Um lobby pelo caminhar
É preciso um lobby pelo caminhar. Urgentemente. Tão histórico e forte quanto o do automóvel, tão insistente e persistente quanto o da bicicleta. A sociedade precisa ser estimulada a brigar por mais do que boas calçadas ou ao menos a existência delas. É preciso mais, muito mais. Exigir uma infraestrutura voltada para a mobilidade a pé.
Mas não era para ser assim. A caminhabilidade deveria ter mais vez e voz nas metrópoles. A realidade das cidades mostra essa urgência. Entre os tipos de transporte ativo – movido pelas pessoas, sem uso de motor –, o caminhar é o mais comum. Na verdade, o brasileiro anda, e muito, é a pé. O relatório 2016 do Sistema de Informações da Mobilidade Urbana da ANTP, confirma o que os outros já diziam: 26% das viagens realizadas no País são a pé. O transporte coletivo responde por 49% dos deslocamentos, o automóvel por 20%, as motos e as bicicletas por 4%.
É fato que, mesmo com a melhor infraestrurura de mobilidade a pé, longas distâncias nunca seriam percorridas pelos pedestres nas cidades. Percursos de até dois quilômetros são considerados o ideal para convencer a sociedade a utilizar o caminhar como modal de transporte, aponta Hellem Miranda, do Instituto de Energia e Meio Ambiente (Iema). O caminhar nunca vai substituir o automóvel, a moto e o transporte coletivo. Essa, aliás, nunca foi a pretensão dos que batalham pela caminhabilidade no Brasil. Mas, se estimulado, poderia ser incorporado por muitas pessoas que enfrentam deslocamentos curtos no dia a dia.

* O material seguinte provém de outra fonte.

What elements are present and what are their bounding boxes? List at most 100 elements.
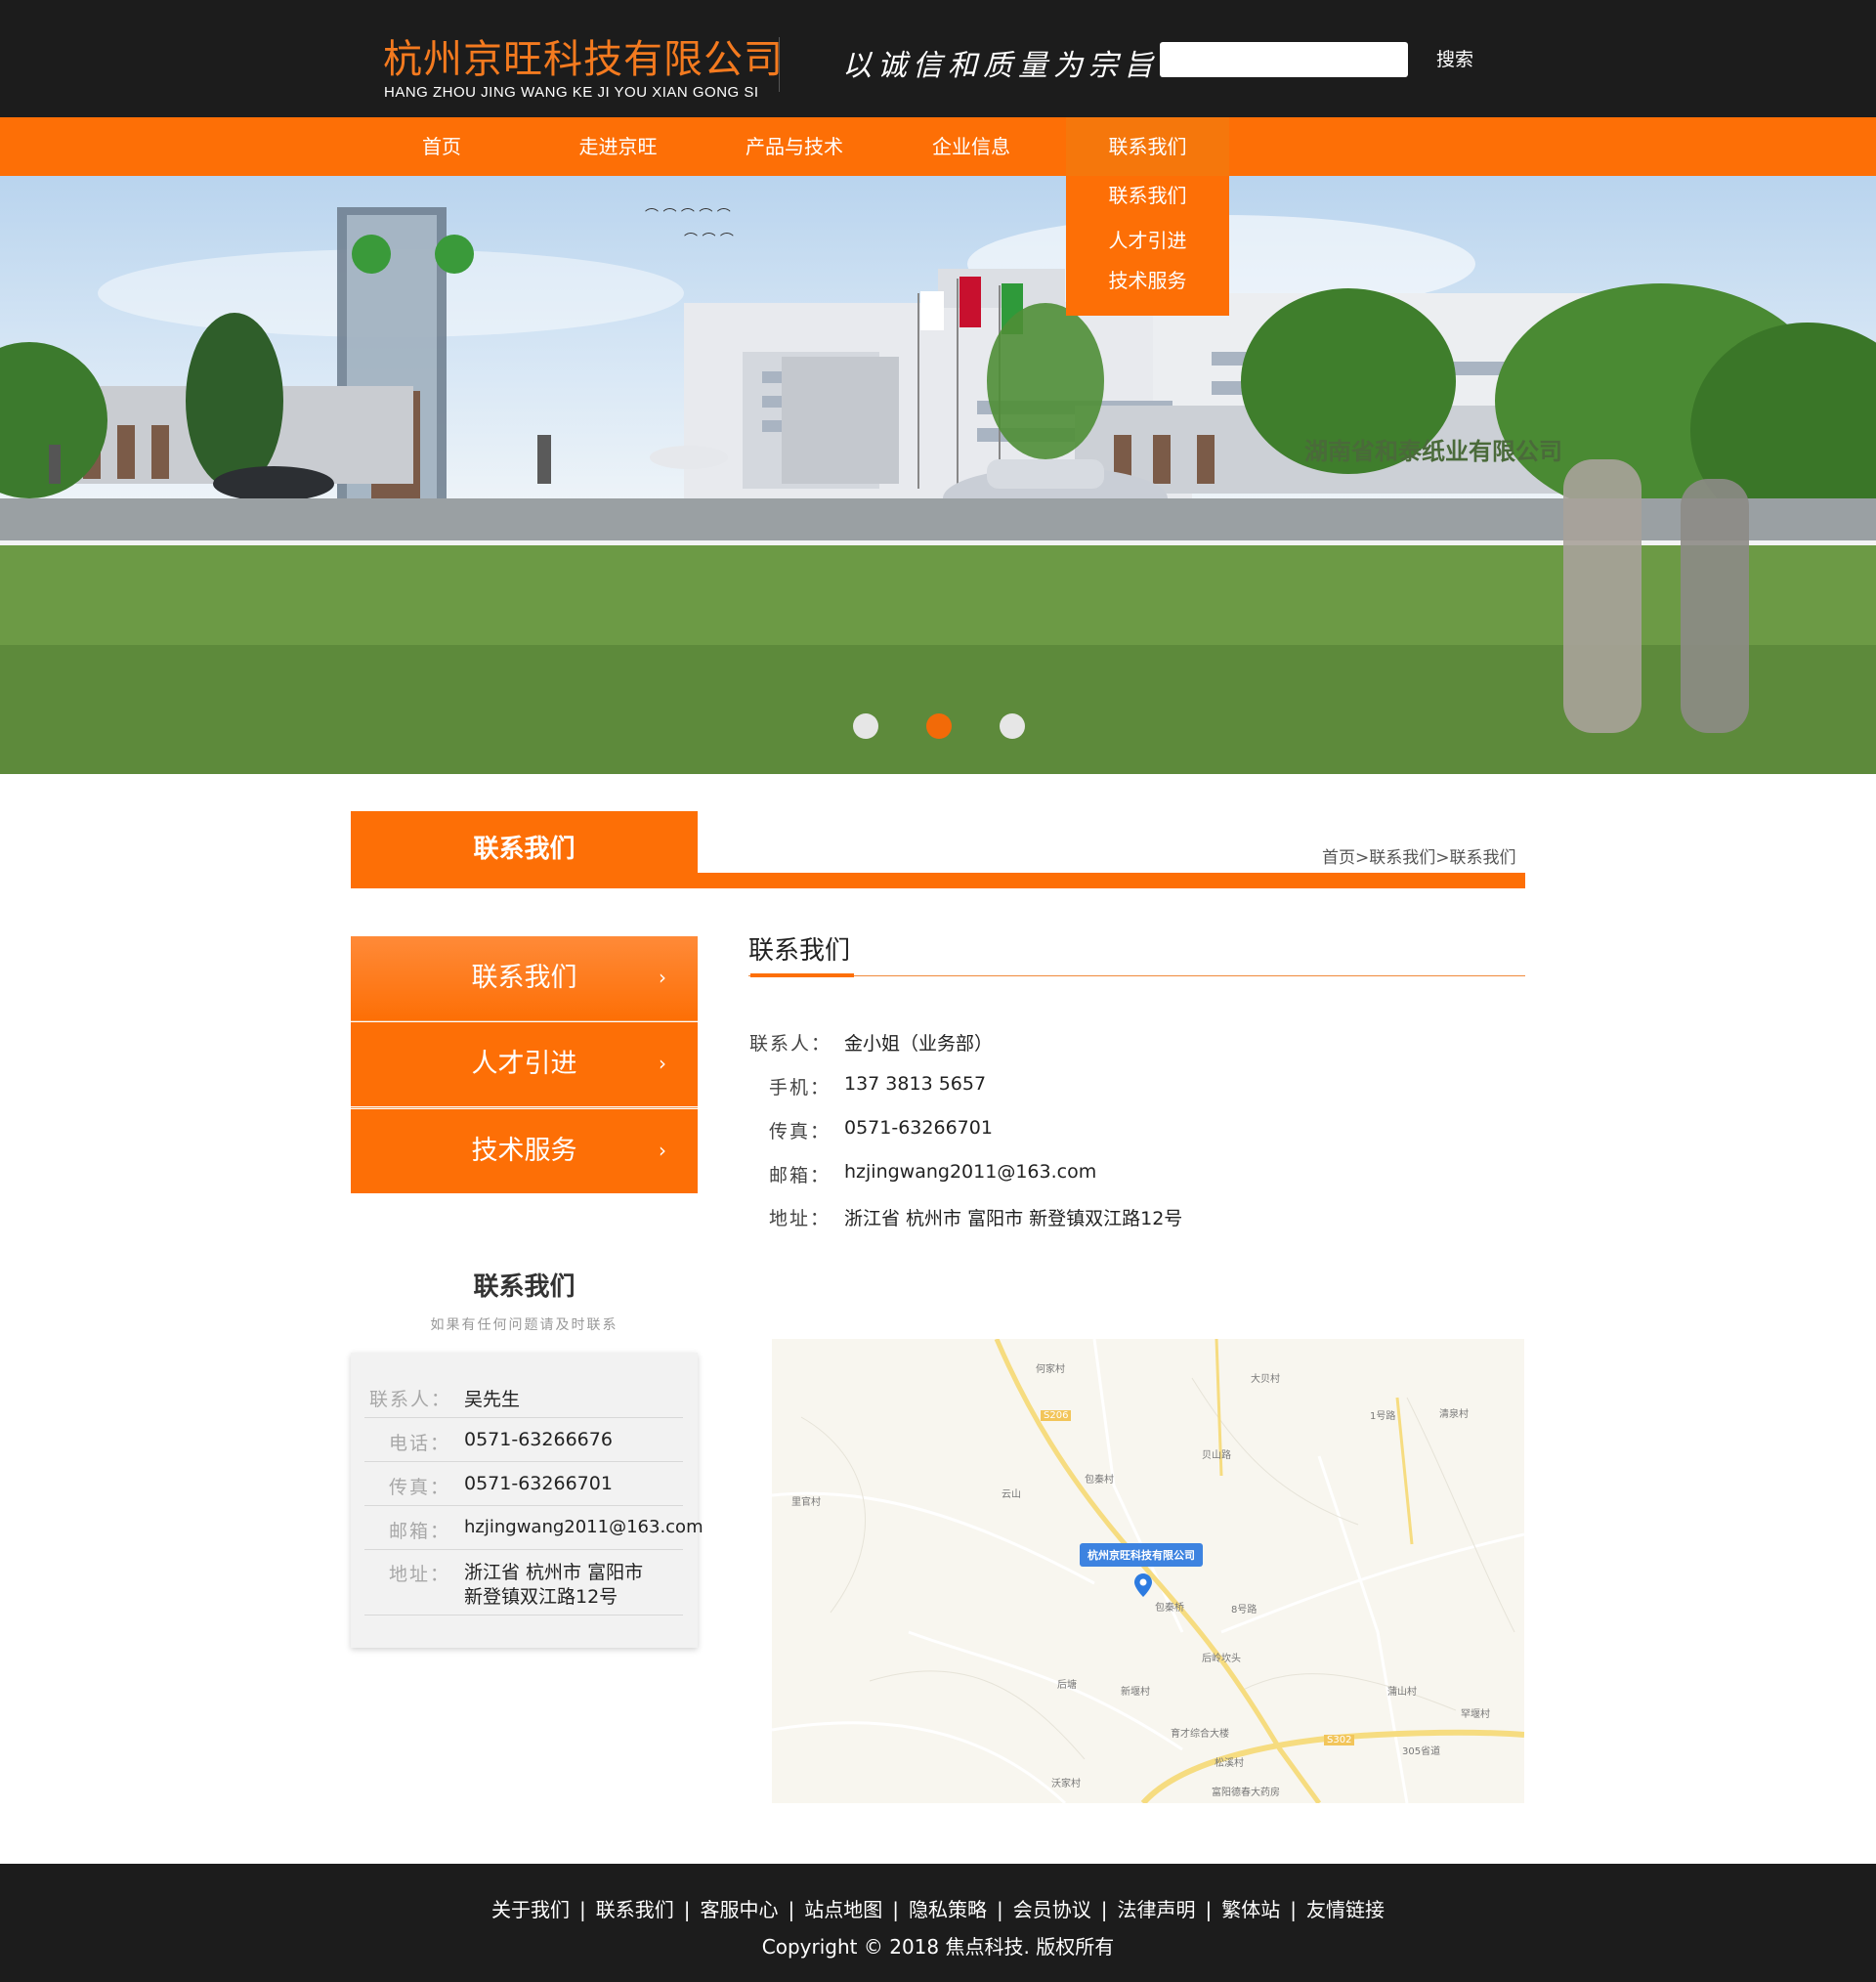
contact-box-value: 0571-63266676 — [464, 1429, 613, 1450]
info-label: 地址： — [769, 1208, 831, 1229]
dropdown-item-tech-service[interactable]: 技术服务 — [1066, 261, 1229, 300]
contact-box-value: 0571-63266701 — [464, 1473, 613, 1494]
footer-separator: | — [1100, 1898, 1108, 1921]
footer-separator: | — [683, 1898, 691, 1921]
breadcrumb-separator: > — [1435, 848, 1450, 868]
slogan: 以诚信和质量为宗旨 — [842, 49, 1159, 83]
map-marker-label[interactable]: 杭州京旺科技有限公司 — [1080, 1543, 1203, 1567]
nav-item-home[interactable]: 首页 — [384, 117, 499, 176]
slide-dot-3[interactable] — [1000, 713, 1025, 739]
footer-separator: | — [997, 1898, 1003, 1921]
logo-chinese[interactable]: 杭州京旺科技有限公司 — [383, 27, 784, 84]
contact-box-value: 浙江省 杭州市 富阳市 — [464, 1562, 644, 1583]
map-road-label: 305省道 — [1402, 1746, 1441, 1757]
map-place-label: 清泉村 — [1439, 1409, 1469, 1420]
nav-item-company-info[interactable]: 企业信息 — [909, 117, 1034, 176]
sidebar-item-tech-service[interactable]: 技术服务 › — [351, 1109, 698, 1193]
search-button[interactable]: 搜索 — [1436, 45, 1473, 71]
footer-links: 关于我们 | 联系我们 | 客服中心 | 站点地图 | 隐私策略 | 会员协议 | 法律声明 | 繁体站 | 友… — [0, 1894, 1876, 1922]
hero-banner: ⌒ ⌒ ⌒ ⌒ ⌒ ⌒ ⌒ ⌒ 湖南省和泰纸业有限公司 — [0, 176, 1876, 774]
footer-link-sitemap[interactable]: 站点地图 — [804, 1898, 882, 1921]
breadcrumb-home[interactable]: 首页 — [1322, 848, 1355, 868]
svg-text:⌒ ⌒ ⌒ ⌒ ⌒: ⌒ ⌒ ⌒ ⌒ ⌒ — [645, 208, 731, 224]
contact-box-title: 联系我们 — [473, 1272, 576, 1302]
copyright: Copyright © 2018 焦点科技. 版权所有 — [761, 1935, 1115, 1959]
map-place-label: 包秦桥 — [1155, 1603, 1184, 1614]
map-roads — [772, 1339, 1524, 1803]
contact-box-label: 邮箱： — [389, 1521, 451, 1542]
section-title: 联系我们 — [351, 811, 698, 888]
location-map[interactable]: 何家村 大贝村 清泉村 S206 云山 包秦村 贝山路 1号路 里官村 包秦桥 … — [772, 1339, 1524, 1803]
map-place-label: 后岭坎头 — [1202, 1654, 1241, 1664]
contact-box-label: 联系人： — [369, 1389, 452, 1410]
info-value[interactable]: hzjingwang2011@163.com — [844, 1161, 1096, 1183]
breadcrumb-current: 联系我们 — [1449, 848, 1516, 868]
chevron-right-icon: › — [659, 966, 666, 989]
map-place-label: 后塘 — [1057, 1680, 1077, 1691]
info-label: 邮箱： — [769, 1165, 831, 1186]
main-title-underline — [748, 975, 1525, 976]
contact-box-divider — [364, 1461, 683, 1462]
site-footer — [0, 1864, 1876, 1982]
map-pin-icon[interactable] — [1134, 1573, 1152, 1597]
footer-link-friend-links[interactable]: 友情链接 — [1306, 1898, 1385, 1921]
contact-box-value[interactable]: hzjingwang2011@163.com — [464, 1517, 704, 1537]
map-place-label: 包秦村 — [1085, 1475, 1114, 1486]
footer-link-about[interactable]: 关于我们 — [491, 1898, 570, 1921]
map-place-label: 富阳德春大药房 — [1212, 1788, 1280, 1798]
chevron-right-icon: › — [659, 1052, 666, 1075]
contact-box-divider — [364, 1505, 683, 1506]
contact-box-value: 新登镇双江路12号 — [464, 1586, 618, 1608]
nav-item-contact[interactable]: 联系我们 — [1066, 117, 1229, 176]
main-nav: 首页 走进京旺 产品与技术 企业信息 联系我们 — [0, 117, 1876, 176]
contact-box-value: 吴先生 — [464, 1389, 521, 1410]
footer-link-contact[interactable]: 联系我们 — [596, 1898, 674, 1921]
site-header: 杭州京旺科技有限公司 HANG ZHOU JING WANG KE JI YOU… — [0, 0, 1876, 117]
footer-separator: | — [892, 1898, 899, 1921]
info-value: 0571-63266701 — [844, 1117, 993, 1139]
sidebar-item-label: 人才引进 — [471, 1049, 577, 1079]
search-input[interactable] — [1160, 42, 1408, 77]
footer-separator: | — [579, 1898, 586, 1921]
map-road-label: S206 — [1041, 1410, 1072, 1421]
footer-link-legal[interactable]: 法律声明 — [1118, 1898, 1196, 1921]
nav-item-about[interactable]: 走进京旺 — [557, 117, 679, 176]
slide-dot-2[interactable] — [926, 713, 952, 739]
banner-illustration: ⌒ ⌒ ⌒ ⌒ ⌒ ⌒ ⌒ ⌒ — [0, 207, 1876, 774]
map-place-label: 育才综合大楼 — [1171, 1729, 1229, 1740]
contact-box-divider — [364, 1549, 683, 1550]
map-place-label: 蒲山村 — [1387, 1687, 1417, 1698]
contact-box-divider — [364, 1615, 683, 1616]
dropdown-item-talent[interactable]: 人才引进 — [1066, 221, 1229, 260]
contact-box-divider — [364, 1417, 683, 1418]
info-value: 浙江省 杭州市 富阳市 新登镇双江路12号 — [844, 1208, 1183, 1229]
footer-separator: | — [788, 1898, 795, 1921]
map-road-label: 8号路 — [1231, 1605, 1258, 1616]
contact-box-label: 电话： — [389, 1433, 451, 1454]
slide-dot-1[interactable] — [853, 713, 878, 739]
footer-link-service-center[interactable]: 客服中心 — [701, 1898, 779, 1921]
sidebar-item-contact[interactable]: 联系我们 › — [351, 936, 698, 1020]
footer-link-traditional[interactable]: 繁体站 — [1221, 1898, 1280, 1921]
footer-link-privacy[interactable]: 隐私策略 — [909, 1898, 987, 1921]
dropdown-item-contact[interactable]: 联系我们 — [1066, 176, 1229, 215]
sidebar-item-label: 联系我们 — [471, 963, 577, 993]
breadcrumb-contact[interactable]: 联系我们 — [1369, 848, 1435, 868]
sidebar-item-label: 技术服务 — [471, 1136, 577, 1166]
footer-link-member-agreement[interactable]: 会员协议 — [1013, 1898, 1091, 1921]
nav-item-products[interactable]: 产品与技术 — [731, 117, 858, 176]
banner-building-sign: 湖南省和泰纸业有限公司 — [1304, 438, 1562, 465]
map-place-label: 罕堰村 — [1461, 1709, 1490, 1720]
sidebar-item-talent[interactable]: 人才引进 › — [351, 1022, 698, 1106]
main-title: 联系我们 — [748, 936, 851, 966]
footer-separator: | — [1205, 1898, 1213, 1921]
contact-box-label: 地址： — [389, 1564, 451, 1585]
map-road-label: 贝山路 — [1202, 1450, 1231, 1461]
map-place-label: 新堰村 — [1121, 1687, 1150, 1698]
breadcrumb-separator: > — [1355, 848, 1370, 868]
map-road-label: 1号路 — [1370, 1411, 1396, 1422]
map-place-label: 里官村 — [791, 1497, 821, 1508]
map-place-label: 松溪村 — [1215, 1758, 1244, 1769]
map-place-label: 云山 — [1002, 1489, 1021, 1500]
map-place-label: 大贝村 — [1251, 1374, 1280, 1385]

Além disso, se integraria perfeitamente a uma rede de mobilidade urbana essencial para as cidades. “É preciso lembrar que as estatísticas sobre os deslocamentos a pé são subnotificações porque as pesquisas excluem os percursos com menos de 500 metros. Ou seja, temos muito mais gente do que os 30% estimados para identificar as pessoas que usam o caminhar como transporte no País de forma geral. Agora, para atrair mais e mais pessoas é muito mais importante tornar a rua atrativa para o caminhar do que fazer calçadas, por exemplo.
“O primeiro ponto a ser observado são as possibilidades de acessar, caminhando, áreas de lazer, comércio e entretenimento, como parques, lojas, restaurantes, museus, entre outras formas de atividades sociais e culturais. Ruas cheias de gente atraem para o caminhar”, destaca Hellem Miranda. Num segundo momento, se analisa as condições do caminho que precisa ser percorrido até o destino. Nesse aspecto, a percepção que temos do ato de caminhar – nossa predisposição para optar por essa forma de deslocamento em detrimento de outras – também está intimamente ligada à qualidade das calçadas. Passeios públicos que atendam os princípios pelos quais deve ser norteada a construção de uma calçada estimulam os deslocamentos a pé e, como consequência, elevam a qualidade de vida nas cidades.
Repensar a forma como nos deslocamos, mais do que uma tendência, tem se tornado uma diretriz de planejamento urbano em grandes cidades do mundo. Amsterdã, Copenhague, Helsinque, Zurique, Hamburgo – todas caminham em direção a um futuro onde as ruas terão cada vez mais pessoas e menos carros.